May 24, 2015 by hotminnie

KOMMENTAR

Deutschland und die Juden, nach wie vor ein heißes Kapitel. Deutschland fühlt sich einerseits den Juden verpflichtet, man habe ja doch etliche von ihnen umgebracht, klingt es oft unter falschen Tränen.
Aber gegen Israel sind wir, das habe ja nichts mit Juden zu tun. Selbstverständlich. Der Staat Israel entstand sozusagen judenfrei, in ihm wohnen keine Juden, die Aufreger der Araber sind doch nur Besorgtheit, weil sie ausgebeutet und unterdrückt würden. Deshalb wollen wir in Deutschland keine Waren aus Israel verkaufen.

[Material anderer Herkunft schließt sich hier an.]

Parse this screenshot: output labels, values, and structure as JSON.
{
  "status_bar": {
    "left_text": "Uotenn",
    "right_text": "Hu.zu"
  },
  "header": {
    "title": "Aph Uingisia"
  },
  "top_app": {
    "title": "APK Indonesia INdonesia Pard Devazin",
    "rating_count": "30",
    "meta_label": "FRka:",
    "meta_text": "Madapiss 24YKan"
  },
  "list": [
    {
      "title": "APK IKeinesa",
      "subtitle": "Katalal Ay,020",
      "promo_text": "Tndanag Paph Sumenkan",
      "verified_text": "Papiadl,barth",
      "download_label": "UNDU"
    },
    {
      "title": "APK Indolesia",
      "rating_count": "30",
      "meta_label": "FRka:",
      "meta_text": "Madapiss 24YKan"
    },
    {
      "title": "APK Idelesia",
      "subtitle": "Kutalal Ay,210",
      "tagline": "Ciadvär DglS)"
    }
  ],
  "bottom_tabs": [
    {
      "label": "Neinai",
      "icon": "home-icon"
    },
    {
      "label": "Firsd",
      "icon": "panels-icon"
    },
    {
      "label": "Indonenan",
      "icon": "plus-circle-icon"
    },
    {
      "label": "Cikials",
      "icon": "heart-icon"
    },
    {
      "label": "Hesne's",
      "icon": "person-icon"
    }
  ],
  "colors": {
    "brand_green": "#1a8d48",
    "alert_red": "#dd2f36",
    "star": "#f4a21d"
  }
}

So ist es von deutschen Politikern zu hören und in deutschen Medien zu lesen.
In Wien gab es die letzten Tage/Wochen ein Wahlspektakel der sozialistischen Internationale, genannt Song Contest. Und gleich ging wieder die Häme gegen das böse Israel los. Der bekannte SPIEGEL schrieb:
Schweden hat also gewonnen. Wir aber vergeben unsere 12 Punkte an… Golden Boy aus Israel – für den ESC-Trashliebhaber in uns. Goldfontänen! Goldene Schuhe mit flügelähnlichen Hacken-Kinkerlitzchen! Und im Background des 16-Jährigen noch mehr Golden Boys, die zu Tanzbeats und Kibbuz-Schunkel-Melodie Hampelmänner dermaßen boybandtauglich performten, dass selbst ein Nick Carter neidisch geworden wäre.

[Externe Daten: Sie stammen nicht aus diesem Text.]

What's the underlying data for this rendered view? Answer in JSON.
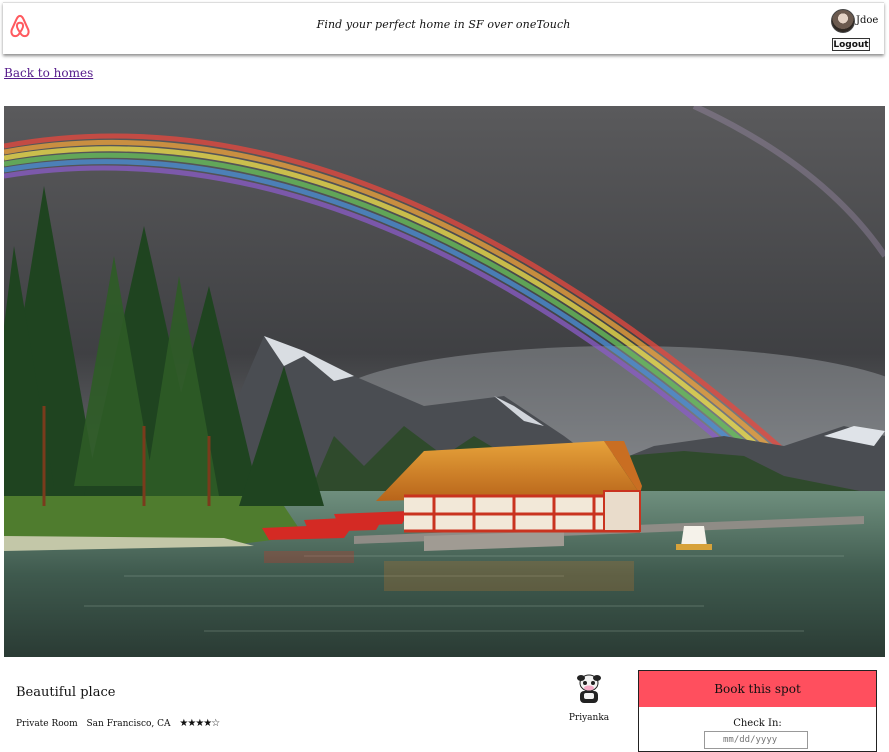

Kibbuz-Schunkeln, das wird eben mit Israel verbunden, und das kann doch nur etwas Schlechtes sein, denn Schunkeln ist eine ur-deutsche Bewegungsart, die man nicht gern abgibt. Schon gar nicht an Juden. Diese kurze Meldung des SPIEGEL ist das, was man eigentlich rassistisch nennt. Politisch korrekten Rassismus gibt’s allerdings nur von weiß gegen schwarz. Israel ist für viele Deutsche nur ein ungeliebter Fremdkörper, nichts mit Rassismus.
Blickt man eine Stufe weiter, entblättert sich einer der Gründe für dieses offen anti-israelische Statement. Chefredakteur von Spiegel-Online ist Florian Harms. Der stramme Deutsche schreibt über sich:
Er studierte Islamwissenschaft und Politikwissenschaft in Freiburg im Breisgau und Damaskus und wurde über islamische Missionsgruppen im Internet promoviert.
Spezialist für islamische Missionsgruppen im Internet. So scheint Harms auch seine Rolle im Medium SPIEGEL zu verstehen. Die Wühlarbeit der islamwissenschaftlichen Konvertiten sollte schön langsam mehr Grund zur Besorgnis geben, als das Angebot israelischer Waren in deutschen Märkten.